Here's how to set up your personal meal plan to suit your family's style and get the habit to stick, and even budget for the night when you just. Cannot. Wash. One. More. Dish.
"The first question you have to ask yourself is: How much do you like cooking?" said Debbie Koenig of Queens, New York, creator of The Family Plan
, a weekly meal planning subscription aimed at families.
Your meal plan, while aspirational in some respects, will be most successful if it accurately reflects the reality of your regular schedule and family lifestyle. And for most families — even those with professional cooks in the house — having a freshly prepared meal on the table every single night is not feasible.

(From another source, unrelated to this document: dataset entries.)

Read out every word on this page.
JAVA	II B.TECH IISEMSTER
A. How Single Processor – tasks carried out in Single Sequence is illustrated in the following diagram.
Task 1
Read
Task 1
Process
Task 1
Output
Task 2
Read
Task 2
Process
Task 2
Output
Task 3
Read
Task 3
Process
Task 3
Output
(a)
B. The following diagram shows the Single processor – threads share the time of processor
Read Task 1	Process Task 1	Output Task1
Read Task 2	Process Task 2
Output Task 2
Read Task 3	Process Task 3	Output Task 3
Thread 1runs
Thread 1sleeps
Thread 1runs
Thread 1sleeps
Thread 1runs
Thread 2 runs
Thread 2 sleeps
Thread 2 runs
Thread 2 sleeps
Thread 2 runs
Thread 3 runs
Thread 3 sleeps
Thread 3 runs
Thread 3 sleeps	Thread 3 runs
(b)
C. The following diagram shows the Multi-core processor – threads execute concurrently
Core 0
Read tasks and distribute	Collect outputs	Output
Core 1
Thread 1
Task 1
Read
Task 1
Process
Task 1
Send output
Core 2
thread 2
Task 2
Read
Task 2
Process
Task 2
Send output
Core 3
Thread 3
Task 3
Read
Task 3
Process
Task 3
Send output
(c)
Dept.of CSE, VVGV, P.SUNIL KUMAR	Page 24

Koenig plans week by week, with a "cook once, eat twice" strategy that front-loads the week with meal prep. "I always plan to have bigger cooking episodes on Monday and Tuesday and intentionally make double the amount of certain foods so I have leftovers to play with," she explained.
For example, she roasts two chickens or whole cauliflower heads at once, knowing some will be eaten that night and the rest will go into tacos and soup later in the week. "If you spend some time up front, the rest of the week is much easier," she said.
Tackle dinner first and select fave themes
If even the idea of mapping out multiple ways to use up chicken seems like a big step, not to worry. Start with a dinner plan and work your way up.
"There's no magic bullet that makes somebody disciplined," said Emily Peterson, a chef and culinary instructor in Parsippany, New Jersey, who has been building out her meal planning strategy for five years. Peterson started out meal planning her family's dinners, then added lunches and then breakfasts as she felt more comfortable with the process.
The dinners remain the linchpin of her meal planning template. Each day of the week has a theme: Sunday is a big-batch roast or casserole that can make leftovers for the week, Monday is Asian, Tuesday is fish and so on.
Having a category for each day gives Peterson structure so she can theoretically map out an entire month's worth of dinners, but lets her "build in opportunities for spontaneity," like buying fresh clams for dinner instead of thawing frozen shrimp without wrecking the meal plan.
Once you have the basics of your meal plan style, you can expand on what's working for you and plan for two weeks at a time, or even a whole month ahead.
My personal monthly meal plan template
follows the same basic ideas:
- assigning categories to days of the week
- relying on a base of favorite recipes that can be repeated monthly (more on that below)
- making dishes that can work for more than one meal and can be reheated for leftovers
- and allowing room for experimentation.
How you choose to organize your meal plan is also a matter of personal preference. If you need to see everything spelled out as a visual reminder, hang a whiteboard or chalkboard on the fridge. If Excel spreadsheets help you feel more organized, keep your information there. (You can also print out your Excel sheets and put them on the fridge, too.)